Researchers in The School of Geography investigate the processes that form and change the Earth’s surface, with a primary focus on fluvial, coastal, glacial and karst environments.
Our research also considers human interactions with the Earth’s surface, and this is extended to understand extreme events, such as flooding and storms, and the impacts of climate change. We are actively engaged in applying geomorphology to improve the management of waterways and coasts. Our research is carried out in Australia and at field sites across the globe, including New Zealand, Southeast Asia and the Pacific, the Caribbean, southern Africa, the UK, Iceland, Italy, France and Croatia.

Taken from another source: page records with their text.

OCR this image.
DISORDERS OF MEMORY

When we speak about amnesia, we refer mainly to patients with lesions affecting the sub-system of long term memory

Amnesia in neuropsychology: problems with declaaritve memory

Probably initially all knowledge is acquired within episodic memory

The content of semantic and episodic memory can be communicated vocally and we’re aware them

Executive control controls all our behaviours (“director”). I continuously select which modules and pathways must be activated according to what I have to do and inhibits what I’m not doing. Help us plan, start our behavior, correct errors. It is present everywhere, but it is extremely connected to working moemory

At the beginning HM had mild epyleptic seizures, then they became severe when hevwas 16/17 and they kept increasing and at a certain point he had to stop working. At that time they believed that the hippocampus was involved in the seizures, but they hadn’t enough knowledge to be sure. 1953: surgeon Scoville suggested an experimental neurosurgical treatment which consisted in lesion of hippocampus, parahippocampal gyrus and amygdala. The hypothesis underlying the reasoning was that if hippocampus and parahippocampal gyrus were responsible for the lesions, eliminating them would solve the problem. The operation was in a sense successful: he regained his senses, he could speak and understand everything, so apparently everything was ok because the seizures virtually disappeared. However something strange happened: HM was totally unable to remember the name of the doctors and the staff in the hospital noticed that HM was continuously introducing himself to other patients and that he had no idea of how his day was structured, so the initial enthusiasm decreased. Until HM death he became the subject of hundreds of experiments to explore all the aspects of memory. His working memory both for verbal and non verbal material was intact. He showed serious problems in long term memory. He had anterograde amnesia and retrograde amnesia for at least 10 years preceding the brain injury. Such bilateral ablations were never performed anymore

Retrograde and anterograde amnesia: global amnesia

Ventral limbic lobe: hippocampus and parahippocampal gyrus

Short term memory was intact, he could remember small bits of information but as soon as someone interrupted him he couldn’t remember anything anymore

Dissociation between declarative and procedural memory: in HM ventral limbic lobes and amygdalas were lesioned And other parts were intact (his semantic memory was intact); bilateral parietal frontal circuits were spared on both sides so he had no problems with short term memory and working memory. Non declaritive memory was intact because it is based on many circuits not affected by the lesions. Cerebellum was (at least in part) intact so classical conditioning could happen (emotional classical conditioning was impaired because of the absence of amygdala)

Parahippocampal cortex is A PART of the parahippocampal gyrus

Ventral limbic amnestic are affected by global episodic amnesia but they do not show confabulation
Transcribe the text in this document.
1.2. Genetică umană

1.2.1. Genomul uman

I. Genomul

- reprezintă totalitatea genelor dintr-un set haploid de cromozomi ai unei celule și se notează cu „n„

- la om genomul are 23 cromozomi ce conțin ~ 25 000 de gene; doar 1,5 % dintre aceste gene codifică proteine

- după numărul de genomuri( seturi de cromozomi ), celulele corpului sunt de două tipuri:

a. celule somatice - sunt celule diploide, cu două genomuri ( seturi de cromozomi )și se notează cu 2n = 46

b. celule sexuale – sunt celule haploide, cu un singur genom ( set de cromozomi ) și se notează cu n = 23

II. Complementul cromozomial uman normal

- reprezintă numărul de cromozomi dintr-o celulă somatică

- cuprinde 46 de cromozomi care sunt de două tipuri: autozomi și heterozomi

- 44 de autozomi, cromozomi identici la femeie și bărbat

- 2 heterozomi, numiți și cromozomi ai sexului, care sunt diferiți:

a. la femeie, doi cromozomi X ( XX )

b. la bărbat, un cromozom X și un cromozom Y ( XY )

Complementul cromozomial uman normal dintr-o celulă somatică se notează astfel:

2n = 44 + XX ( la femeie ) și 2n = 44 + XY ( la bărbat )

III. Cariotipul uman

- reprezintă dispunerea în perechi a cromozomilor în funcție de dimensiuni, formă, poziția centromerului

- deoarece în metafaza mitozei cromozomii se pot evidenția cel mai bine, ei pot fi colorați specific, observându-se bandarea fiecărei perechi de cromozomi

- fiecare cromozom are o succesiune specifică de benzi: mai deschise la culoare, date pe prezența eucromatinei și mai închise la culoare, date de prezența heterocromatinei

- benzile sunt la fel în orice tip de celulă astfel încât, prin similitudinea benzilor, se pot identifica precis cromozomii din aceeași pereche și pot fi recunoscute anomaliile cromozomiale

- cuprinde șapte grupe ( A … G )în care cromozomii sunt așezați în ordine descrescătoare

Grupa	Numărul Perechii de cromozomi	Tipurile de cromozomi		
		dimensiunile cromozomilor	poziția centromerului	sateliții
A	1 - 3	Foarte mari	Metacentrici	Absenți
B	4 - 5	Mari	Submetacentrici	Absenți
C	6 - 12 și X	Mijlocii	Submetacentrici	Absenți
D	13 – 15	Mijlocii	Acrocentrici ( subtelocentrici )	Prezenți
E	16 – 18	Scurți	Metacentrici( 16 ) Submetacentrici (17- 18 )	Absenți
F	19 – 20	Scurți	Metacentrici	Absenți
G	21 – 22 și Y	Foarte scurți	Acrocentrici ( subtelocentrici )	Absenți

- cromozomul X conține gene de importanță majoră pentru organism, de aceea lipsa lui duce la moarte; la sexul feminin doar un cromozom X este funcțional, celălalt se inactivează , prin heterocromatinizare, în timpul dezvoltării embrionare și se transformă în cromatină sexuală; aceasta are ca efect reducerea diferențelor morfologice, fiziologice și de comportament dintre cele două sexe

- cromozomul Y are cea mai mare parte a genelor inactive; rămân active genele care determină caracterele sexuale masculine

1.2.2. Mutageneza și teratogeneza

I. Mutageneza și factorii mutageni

- Associate Professor Russell Drysdale, Russell is a palaeoclimatologist specialising in reconstructing Earth’s climate history from geochemical signatures preserved in cave deposits
- Associate Professor David Kennedy, David is a Physical Geographer who researches the impact of climate change on coastal landforms in Australasia and the Pacific.
- Dr Philip Marren, Philip is a fluvial geomorphologist with research interests in floods, floodplains and river management across four continents
- Associate Professor Ian Rutherfurd, Ian’s research interest is in river processes and management, with a particular interest in fluvial geomorphology, including sediment transport, hydrology and hydraulics. He is heavily involved in State and National programs to restore the environmental conditions of aquatic systems.
- Associate Professor Brian Finlayson, Brian Finlayson is a physical geographer with specialist expertise in geomorphology and environmental hydrology.
- Dr James Grove , James is a geomorphologist who uses GIS and field research to undertake research on riverbank erosion, arctic fluvial geomorphology, river condition assessment
- Lynda M. Hanlon. Lynda’s research examines the seasonal fluctuations and salt tolerance of arbuscular mycorrhizal (AM) fungal colonization in an exotic, invasive C3 sand dune grass, and a native C4 sand dune grass, in ephemeral, incipient sand dunes.